Associations and institutions are welcome to apply to become members of the ALCC.
Preservation and digitisation are crucial to the continued importance of the Public Domain and libraries and archives are important players in the Public Domain.
As a new year starts books, music, visual art, films and other content move into the Public Domain. New Year’s Day is also Public Domain Day. 1 January each year is when these cultural objects join the countless volumes of content no longer protected by copyright that is available for everyone to share, use and adapt. Yet, for a lot of material in the Public Domain the biggest barrier to its productive reuse is obscurity. After all, you can’t make use of things you don’t know exist.
All copyright-protected material ultimately becomes part of the Public Domain, but a lot of the artefacts in it are held by libraries, archives, museums, galleries and cultural collections. Libraries, archives and other cultural institutions are charged with collecting, curating and preserving important cultural items so that future generations have access to their cultural heritage and can learn from them. These tangible links to the past provide insights into political and societal changes and the evolution of ideas.
Yet, knowing what is in a collection is the first hurdle. Historically, the second hurdle was getting to the collection’s premises. You were beholden to proximity; to access cultural heritage materials you needed to be privileged enough to be able to spend the time and money to travel to the collection’s physical location and arrange to see the material. With the digital age came the ability to make copies of collections material in digital formats that can easily be shared online. While online access is not a panacea, it makes a significant contribution to providing more equitable and convenient access to cultural heritage.
The journey cultural artefacts go through to become viewable online is often a complicated one. First, it must fall within the scope of what a cultural institution collects, and align with the institution’s current curatorial interpretation of their mandate. Then, the material must be able to be collected. The library, archive or collecting body may not be able to acquire or procure physical material or may be restricted from buying or licensing digital material such as e-books. If the material has made its way into the collection it is then subjected to careful storage, conservation and restoration practices. Each of these steps in the preservation of cultural heritage have benefited from digitisation of collections materials into digital formats. Digitisation has become an increasingly important part of cultural collection’s preservation programs.
While the preservation and digitisation of content that is protected by copyright is an important part of what cultural collections do, so is preserving and digitising material in the Public Domain. For so long much of this older material was limited to physical formats. As more of it is digitally reproduced and made available online it becomes more readily searchable and viewable.
Accompanying these digital versions are catalogue records and metadata that contribute to their searchability and enriches each item with added contextual information, descriptions and other details. Metadata and catalogue information make them easier to find and high-quality digital reproductions makes them able to be examined in detail without damaging and degrading the original item.
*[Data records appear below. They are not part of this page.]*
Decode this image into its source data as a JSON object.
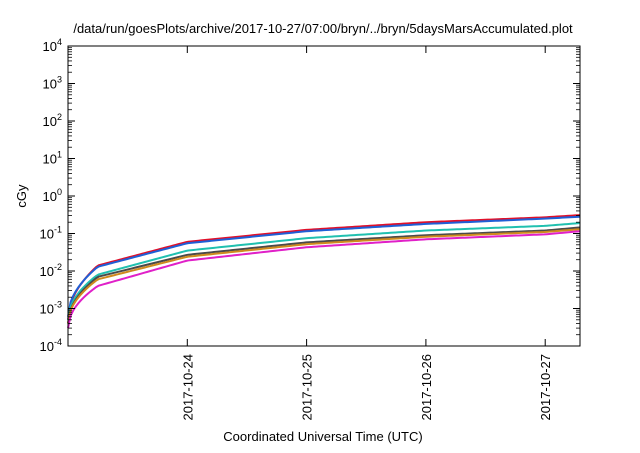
{
  "chart_data": {
    "type": "line",
    "title": "/data/run/goesPlots/archive/2017-10-27/07:00/bryn/../bryn/5daysMarsAccumulated.plot",
    "xlabel": "Coordinated Universal Time (UTC)",
    "ylabel": "cGy",
    "yscale": "log",
    "ylim": [
      0.0001,
      10000
    ],
    "xlim": [
      "2017-10-23 00:00",
      "2017-10-27 07:00"
    ],
    "grid": false,
    "legend": "none",
    "x_ticks": [
      "2017-10-24",
      "2017-10-25",
      "2017-10-26",
      "2017-10-27"
    ],
    "y_ticks": [
      {
        "base": "10",
        "exp": "-4"
      },
      {
        "base": "10",
        "exp": "-3"
      },
      {
        "base": "10",
        "exp": "-2"
      },
      {
        "base": "10",
        "exp": "-1"
      },
      {
        "base": "10",
        "exp": "0"
      },
      {
        "base": "10",
        "exp": "1"
      },
      {
        "base": "10",
        "exp": "2"
      },
      {
        "base": "10",
        "exp": "3"
      },
      {
        "base": "10",
        "exp": "4"
      }
    ],
    "x": [
      "2017-10-23 00:00",
      "2017-10-23 06:00",
      "2017-10-24 00:00",
      "2017-10-25 00:00",
      "2017-10-26 00:00",
      "2017-10-27 00:00",
      "2017-10-27 07:00"
    ],
    "series": [
      {
        "color": "#e0102a",
        "values": [
          0.0005,
          0.014,
          0.06,
          0.125,
          0.2,
          0.27,
          0.31
        ]
      },
      {
        "color": "#1f5fd6",
        "values": [
          0.0006,
          0.013,
          0.055,
          0.115,
          0.18,
          0.25,
          0.28
        ]
      },
      {
        "color": "#20c0b0",
        "values": [
          0.0005,
          0.008,
          0.035,
          0.075,
          0.12,
          0.16,
          0.19
        ]
      },
      {
        "color": "#4a4a4a",
        "values": [
          0.0004,
          0.007,
          0.027,
          0.058,
          0.09,
          0.12,
          0.145
        ]
      },
      {
        "color": "#d08a1e",
        "values": [
          0.0004,
          0.006,
          0.024,
          0.052,
          0.082,
          0.11,
          0.13
        ]
      },
      {
        "color": "#e020c8",
        "values": [
          0.0003,
          0.004,
          0.019,
          0.043,
          0.07,
          0.095,
          0.115
        ]
      }
    ]
  }
}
Suddenly, rare historical documents, newspapers, magazines, government documents, personal letters, diaries and journals, recipe books, forgotten photographs and so much more content held in a building somewhere can be found using search terms and filters and viewed online by anyone with an internet connection, no matter their location or socioeconomic background. This digital access empowers artists, students, educators, researchers, historians, documentarians, innovators and everyone else to find and make use of our rich Public Domain.
A proactive approach to digitisation aligns with the principles of stewardship, safeguarding important cultural objects and guaranteeing the continuity of our cultural heritage. Plus it supports new kinds of uses of this material. For academic researchers for example, digitised content accelerates the pace of scholarly inquiry, facilitating interdisciplinary research and the creation of new knowledge.
Despite the enthusiastic uptake of digitisation by many cultural heritage institutions, so much of Australia’s vibrant Public Domain is not available online. The National Library of Australia, for example, reports that less than 10 per cent of its physical collections have been digitised. Copyright considerations coupled with the cost of digitisation and technical and human resources limitations play a big part in what gets digitised, and what of that is accessible by the Australian public.
The Public Domain is important. Libraries, archives and cultural collections are the right place to focus investment on digitising the Public Domain. Few if any other players have the right incentives in place to want to spend time, effort and money making material no longer protected by copyright widely available to the public. The potential rewards to be gained from more complete digitisation of Australia’s cultural collections are too great to ignore. Digitisation is a collective investment in our shared cultural legacy. Knowledge is power, and in the Public Domain that power belongs to everyone.